The rocky terrain of Madhya Pradesh’s Neemuch district has emerged as the largest solar power-generating hub in India, but the nomadic communities that have lived there for generations find themselves dispossessed of land and reduced to abject poverty.
THE Jawaharlal Nehru National Solar Mission, launched in 2010 by the then Prime Minister, Manmohan Singh, as part of India’s plan to combat climate change, is considered one of Prime Minister Narendra Modi’s current pet projects. Across the country, States (especially those governed by the Bharatiya Janata Party [BJP]) have been vying—at least on paper—in the race to achieve the revised target of 1,00,000 megawatts (MW) by 2022. Large tracts of land have been earmarked for the setting up of exclusive solar power parks, and plans are afoot to amend land use regulations and tenancy laws in order to facilitate aggregation and leasing of land by farmers/developers for these projects.
In order to understand the impact of one such solar power project set up by Welspun in 2013,Frontline visited Neemuch district in Madhya Pradesh.

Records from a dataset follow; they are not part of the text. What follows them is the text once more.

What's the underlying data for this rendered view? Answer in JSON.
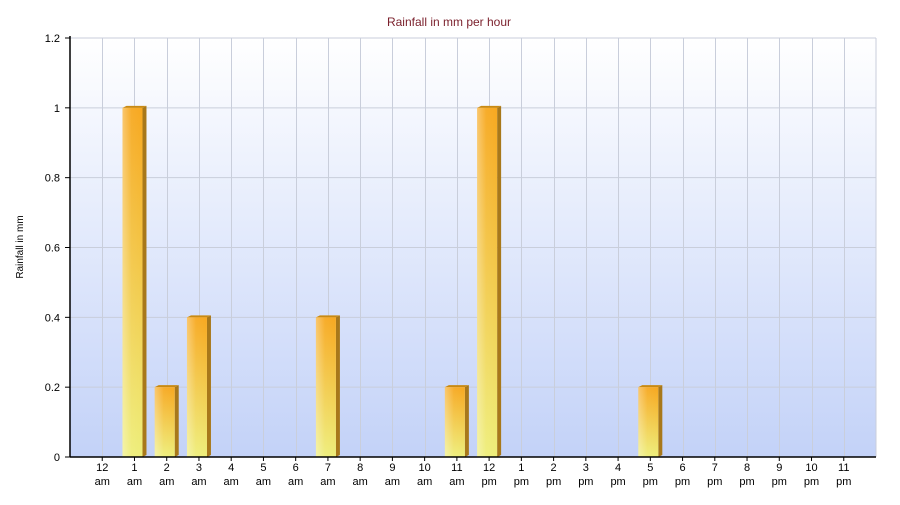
{
  "chart_data": {
    "type": "bar",
    "title": "Rainfall in mm per hour",
    "xlabel": "",
    "ylabel": "Rainfall in mm",
    "ylim": [
      0,
      1.2
    ],
    "yticks": [
      "0",
      "0.2",
      "0.4",
      "0.6",
      "0.8",
      "1",
      "1.2"
    ],
    "categories": [
      [
        "12",
        "am"
      ],
      [
        "1",
        "am"
      ],
      [
        "2",
        "am"
      ],
      [
        "3",
        "am"
      ],
      [
        "4",
        "am"
      ],
      [
        "5",
        "am"
      ],
      [
        "6",
        "am"
      ],
      [
        "7",
        "am"
      ],
      [
        "8",
        "am"
      ],
      [
        "9",
        "am"
      ],
      [
        "10",
        "am"
      ],
      [
        "11",
        "am"
      ],
      [
        "12",
        "pm"
      ],
      [
        "1",
        "pm"
      ],
      [
        "2",
        "pm"
      ],
      [
        "3",
        "pm"
      ],
      [
        "4",
        "pm"
      ],
      [
        "5",
        "pm"
      ],
      [
        "6",
        "pm"
      ],
      [
        "7",
        "pm"
      ],
      [
        "8",
        "pm"
      ],
      [
        "9",
        "pm"
      ],
      [
        "10",
        "pm"
      ],
      [
        "11",
        "pm"
      ]
    ],
    "values": [
      0,
      1,
      0.2,
      0.4,
      0,
      0,
      0,
      0.4,
      0,
      0,
      0,
      0.2,
      1,
      0,
      0,
      0,
      0,
      0.2,
      0,
      0,
      0,
      0,
      0,
      0
    ],
    "grid": true,
    "legend": "none",
    "colors": {
      "title": "#7a1f2b",
      "bar_top": "#f7a820",
      "bar_bottom": "#eeee7a",
      "bar_side": "#a8781a",
      "background_top": "#ffffff",
      "background_bottom": "#c3d2f8",
      "grid": "#c9cedb",
      "axis": "#000000"
    }
  }
}
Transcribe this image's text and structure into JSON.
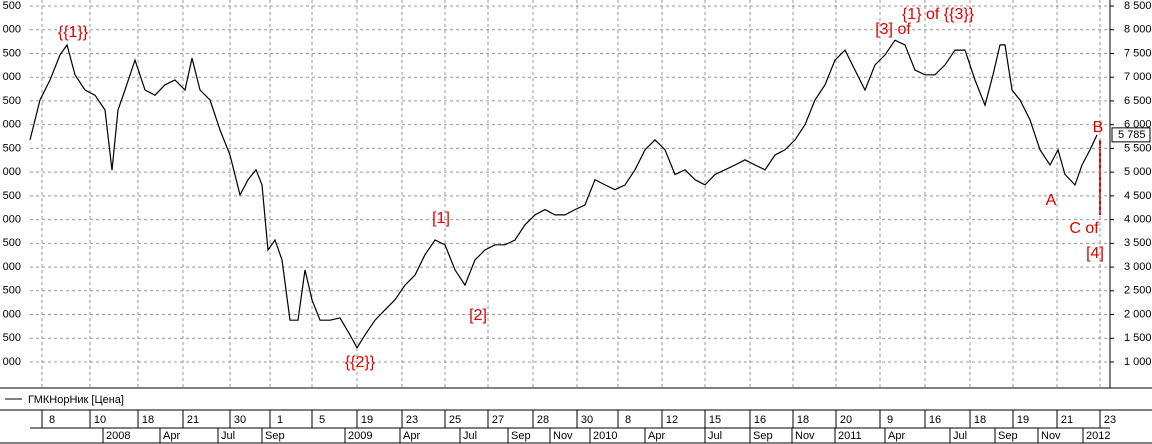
{
  "chart_data": {
    "type": "line",
    "legend": "ГМКНорНик [Цена]",
    "grid": true,
    "series": [
      {
        "name": "ГМКНорНик [Цена]",
        "color": "#000000",
        "x": [
          0,
          1,
          2,
          3,
          3.7,
          4.5,
          5.5,
          6.5,
          7.5,
          8.2,
          8.8,
          9.5,
          10.5,
          11.5,
          12.5,
          13.5,
          14.5,
          15.5,
          16.2,
          17,
          18,
          19,
          20,
          21,
          21.8,
          22.6,
          23.2,
          23.8,
          24.5,
          25.2,
          26,
          26.8,
          27.5,
          28.2,
          29,
          30,
          31,
          32,
          32.7,
          33.5,
          34.5,
          35.5,
          36.5,
          37.5,
          38.5,
          39.5,
          40.5,
          41.5,
          42.5,
          43.5,
          44.5,
          45.5,
          46.5,
          47.5,
          48.5,
          49.5,
          50.5,
          51.5,
          52.5,
          53.5,
          54.5,
          55.5,
          56.5,
          57.5,
          58.5,
          59.5,
          60.5,
          61.5,
          62.5,
          63.5,
          64.5,
          65.5,
          66.5,
          67.5,
          68.5,
          69.5,
          70.5,
          71.5,
          72.5,
          73.5,
          74.5,
          75.5,
          76.5,
          77.5,
          78.5,
          79.5,
          80.5,
          81.5,
          82.5,
          83.5,
          84.5,
          85.5,
          86.5,
          87.5,
          88.5,
          89.5,
          90.5,
          91.5,
          92.5,
          93.5,
          94.5,
          95.5,
          96.3,
          97,
          97.5,
          98.2,
          99,
          100,
          101,
          102,
          102.8,
          103.5,
          104.5,
          105.2,
          106,
          106.7
        ],
        "values": [
          5680,
          6520,
          6940,
          7470,
          7680,
          7050,
          6730,
          6620,
          6310,
          5040,
          6310,
          6730,
          7360,
          6730,
          6620,
          6840,
          6940,
          6730,
          7400,
          6730,
          6520,
          5890,
          5360,
          4520,
          4840,
          5050,
          4730,
          3360,
          3570,
          3150,
          1880,
          1880,
          2940,
          2310,
          1880,
          1880,
          1930,
          1570,
          1300,
          1570,
          1880,
          2100,
          2310,
          2620,
          2830,
          3260,
          3570,
          3470,
          2940,
          2620,
          3150,
          3360,
          3470,
          3470,
          3570,
          3890,
          4100,
          4210,
          4100,
          4100,
          4210,
          4310,
          4840,
          4730,
          4630,
          4730,
          5050,
          5470,
          5680,
          5470,
          4950,
          5050,
          4840,
          4730,
          4950,
          5050,
          5150,
          5260,
          5150,
          5050,
          5360,
          5470,
          5680,
          6000,
          6520,
          6840,
          7360,
          7570,
          7150,
          6730,
          7260,
          7470,
          7780,
          7680,
          7150,
          7050,
          7050,
          7260,
          7570,
          7570,
          6940,
          6410,
          7050,
          7680,
          7680,
          6730,
          6520,
          6100,
          5470,
          5150,
          5470,
          4950,
          4730,
          5150,
          5470,
          5785
        ]
      }
    ],
    "last_price": 5785,
    "last_price_label": "5 785",
    "xlim": [
      0,
      108
    ],
    "ylim": [
      1000,
      8500
    ],
    "yticks": [
      {
        "value": 1000,
        "label": "1 000"
      },
      {
        "value": 1500,
        "label": "1 500"
      },
      {
        "value": 2000,
        "label": "2 000"
      },
      {
        "value": 2500,
        "label": "2 500"
      },
      {
        "value": 3000,
        "label": "3 000"
      },
      {
        "value": 3500,
        "label": "3 500"
      },
      {
        "value": 4000,
        "label": "4 000"
      },
      {
        "value": 4500,
        "label": "4 500"
      },
      {
        "value": 5000,
        "label": "5 000"
      },
      {
        "value": 5500,
        "label": "5 500"
      },
      {
        "value": 6000,
        "label": "6 000"
      },
      {
        "value": 6500,
        "label": "6 500"
      },
      {
        "value": 7000,
        "label": "7 000"
      },
      {
        "value": 7500,
        "label": "7 500"
      },
      {
        "value": 8000,
        "label": "8 000"
      },
      {
        "value": 8500,
        "label": "8 500"
      }
    ],
    "xticks": [
      {
        "value": 1.2,
        "label": "8"
      },
      {
        "value": 6,
        "label": "10"
      },
      {
        "value": 10.8,
        "label": "18"
      },
      {
        "value": 15.3,
        "label": "21"
      },
      {
        "value": 20,
        "label": "30"
      },
      {
        "value": 24,
        "label": "1"
      },
      {
        "value": 28.2,
        "label": "5"
      },
      {
        "value": 32.7,
        "label": "19"
      },
      {
        "value": 37.2,
        "label": "23"
      },
      {
        "value": 41.5,
        "label": "25"
      },
      {
        "value": 45.8,
        "label": "27"
      },
      {
        "value": 50.3,
        "label": "28"
      },
      {
        "value": 54.7,
        "label": "30"
      },
      {
        "value": 58.8,
        "label": "8"
      },
      {
        "value": 63.2,
        "label": "12"
      },
      {
        "value": 67.5,
        "label": "15"
      },
      {
        "value": 72,
        "label": "16"
      },
      {
        "value": 76.3,
        "label": "18"
      },
      {
        "value": 80.6,
        "label": "20"
      },
      {
        "value": 85,
        "label": "9"
      },
      {
        "value": 89.5,
        "label": "16"
      },
      {
        "value": 94,
        "label": "18"
      },
      {
        "value": 98.3,
        "label": "19"
      },
      {
        "value": 102.7,
        "label": "21"
      },
      {
        "value": 107,
        "label": "23"
      }
    ],
    "month_ticks": [
      {
        "value": 7.3,
        "label": "2008"
      },
      {
        "value": 13,
        "label": "Apr"
      },
      {
        "value": 18.8,
        "label": "Jul"
      },
      {
        "value": 23.2,
        "label": "Sep"
      },
      {
        "value": 31.5,
        "label": "2009"
      },
      {
        "value": 37,
        "label": "Apr"
      },
      {
        "value": 43,
        "label": "Jul"
      },
      {
        "value": 47.8,
        "label": "Sep"
      },
      {
        "value": 52,
        "label": "Nov"
      },
      {
        "value": 56,
        "label": "2010"
      },
      {
        "value": 61.5,
        "label": "Apr"
      },
      {
        "value": 67.5,
        "label": "Jul"
      },
      {
        "value": 72,
        "label": "Sep"
      },
      {
        "value": 76.2,
        "label": "Nov"
      },
      {
        "value": 80.5,
        "label": "2011"
      },
      {
        "value": 85.5,
        "label": "Apr"
      },
      {
        "value": 92,
        "label": "Jul"
      },
      {
        "value": 96.5,
        "label": "Sep"
      },
      {
        "value": 100.8,
        "label": "Nov"
      },
      {
        "value": 105.3,
        "label": "2012"
      }
    ],
    "annotations": [
      "{{1}}",
      "{{2}}",
      "[1]",
      "[2]",
      "[3] of",
      "{1} of {{3}}",
      "A",
      "B",
      "C of",
      "[4]"
    ]
  }
}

Located 60 kilometres from Mandsaur, the nerve centre of farmers’ protests across the country in June, the village of Bhagwanpura in Neemuch district is home to over 200 families from the Adivasi/nomadic communities of Gurjars and Bhils. For generations, they had grazed their cattle on government land, subsisted on rain-fed corn and jowar and water drawn from the ponds nearby, lived in homes hewn out of the rocky terrain, and worshipped their gods in little stone shrines. In short, they had been self-sufficient communities who lived well within their means, and with dignity.